Somebody living outside of the Archers Beach/Camp Ellis megaplex, that being what I guessed to be my geographic range, with the flex option
on
. Somebody with whom I shared a close tie . . .
And that was the sticker. There were very few people with whom I shared a close tie, and all of them, with one notable exception, were right here in Archers Beach.
Well, damn.
No test run today.
And
, I told myself firmly,
no just trying to zap yourself to Borgan. You don’t know where he is; you don’t know what he’s doing, and, by extension, what you might fuck up by disturbing him at work. Just—go to bed, Kate.
That seemed to be sound advice, and the second time I’d heard it, today.
I went inside and did just that.
Something was wrong.
The Borgan’s geas lurched, twisted—and began to unravel.
She pushed against the power confining her; felt it give.

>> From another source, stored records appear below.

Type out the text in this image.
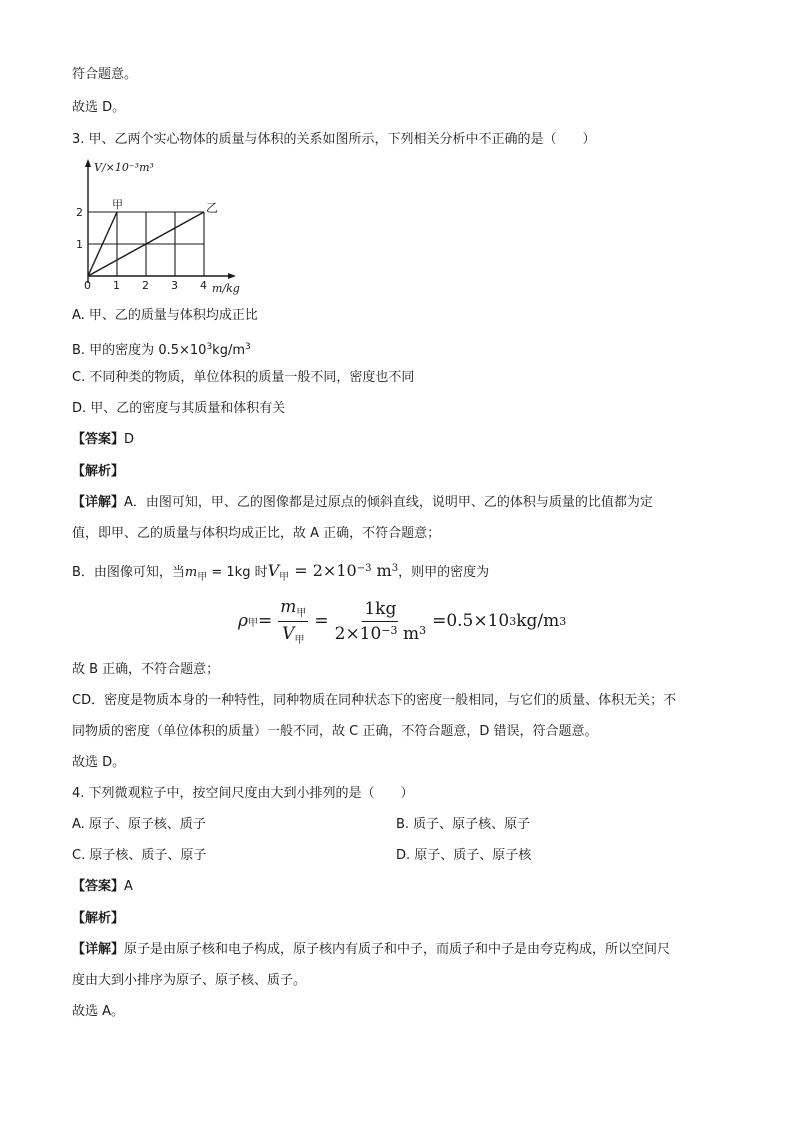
符合题意。
故选 D。
3. 甲、乙两个实心物体的质量与体积的关系如图所示，下列相关分析中不正确的是（　　）
V/×10⁻³m³
m/kg
甲	乙
2
1
0 1 2 3 4
A. 甲、乙的质量与体积均成正比
B. 甲的密度为 $0.5\times 10^3kg/m^3$
C. 不同种类的物质，单位体积的质量一般不同，密度也不同
D. 甲、乙的密度与其质量和体积有关
【答案】D
【解析】
【详解】A．由图可知，甲、乙的图像都是过原点的倾斜直线，说明甲、乙的体积与质量的比值都为定
值，即甲、乙的质量与体积均成正比，故 A 正确，不符合题意；
B．由图像可知，当$m_甲 = 1kg$ 时$V_甲 = 2\times 10^{-3}$ $m^3$，则甲的密度为
ρ 甲 = $\frac{m_甲}{V_甲} = \frac{1kg}{2\times 10^{-3} m^3} = 0.5\times 10$ 3 kg/m 3
故 B 正确，不符合题意；
CD．密度是物质本身的一种特性，同种物质在同种状态下的密度一般相同，与它们的质量、体积无关；不
同物质的密度（单位体积的质量）一般不同，故 C 正确，不符合题意，D 错误，符合题意。
故选 D。
4. 下列微观粒子中，按空间尺度由大到小排列的是（　　）
A. 原子、原子核、质子	B. 质子、原子核、原子
C. 原子核、质子、原子	D. 原子、质子、原子核
【答案】A
【解析】
【详解】原子是由原子核和电子构成，原子核内有质子和中子，而质子和中子是由夸克构成，所以空间尺
度由大到小排序为原子、原子核、质子。
故选 A。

Exhilarated, she pushed again, opening the flaw wider. Wind whipped through the hole she had made; it slammed her against the spell wall, which was unraveling in earnest now, ragged shreds tangling in her hair. She reached for the wind, but it eluded her will, leaving her choking on the stink of entwined powers—peaches, hot stone, cinnamon, pine tar, vanilla, kerosene.
The spell enclosing her lurched again, and the last threads blew apart.
She was suspended in the maelstrom, unprotected, and without direction.
She might have cried out, but all she heard was the wind rushing in her ears. The wind carried sticks, or stones, or bits of flame; these struck her, and hurt where they struck.
The wind increased, blowing through her, carrying away the power she had gained from the Borgan’s sea.
Frightened in earnest, she thrust her will and her self toward Cheobaug. Power rippled against the punishing wind; the particular taste of
her
power tingled on her tongue. She closed her eyes and
pushed
.
But when she opened her eyes again, it was to the storm.
It came to her then, that she was lost between the Worlds.
And she would
die
between the Worlds, her power stripped away like the flesh from her bones, and her soul left to scream in the unending wind.
Horror—but there was no time for horror, or for fear. She must—she would!—act. She was a goddess. She would not perish here.
She cast ’round inside the punishing wind, refusing to be just one more mote driven by its fury. She spun a net of her will and cast it wide. When she pulled it home, she saw that it contained a single, glowing thread, already beginning to fade.
She snatched it to her, and tasted the sweetness of the waters she had lately quit.
Clinging to the fading thread with every ounce of will she possessed, she conjured the image, the taste, and the virtue of the Borgan’s sweet, free sea. Laboriously, she built into the conjuration an image of the goblins’ humble dwelling.
She poured her will into the little working, informing it with every bit of longing in her heart.
The thread she held took fire; it contracted, snapping her through the abrasive, burning wind; until she lost her sense of self, and everything was black.
Cael was stocking the fridge when Breccia and I came downstairs, a little after six o’clock.
“Good evening,” I told his back. “Did you find your message?”
He looked at me over the fridge’s door.
“I did find the message and I called Maureen Pare. We have an appointment to meet in her office tomorrow at ten o’clock. I am one of five applicants for Animal Control Officer chosen for personal interviews.”
“That’s pretty good,” I said. “Do you have interview clothes?”
He frowned. “I fear I may not.”
“If you want, I’ll check out your closet. If there’s nothing suitable, I volunteer to go down to Dynamite with you and help pick out clothes. Though, honestly, Mrs. Kristanos’ taste is perfect; just tell her what you need.”
“Yes,” Cael said, which I took as permission to root through his closet.
* * *
Gran having stated her intention to remain under leaf for the foreseeable future, Cael had temporary use of her bedroom. I opened the closet and perused the contents. Then I went back to the kitchen to let Cael know that we were going shopping.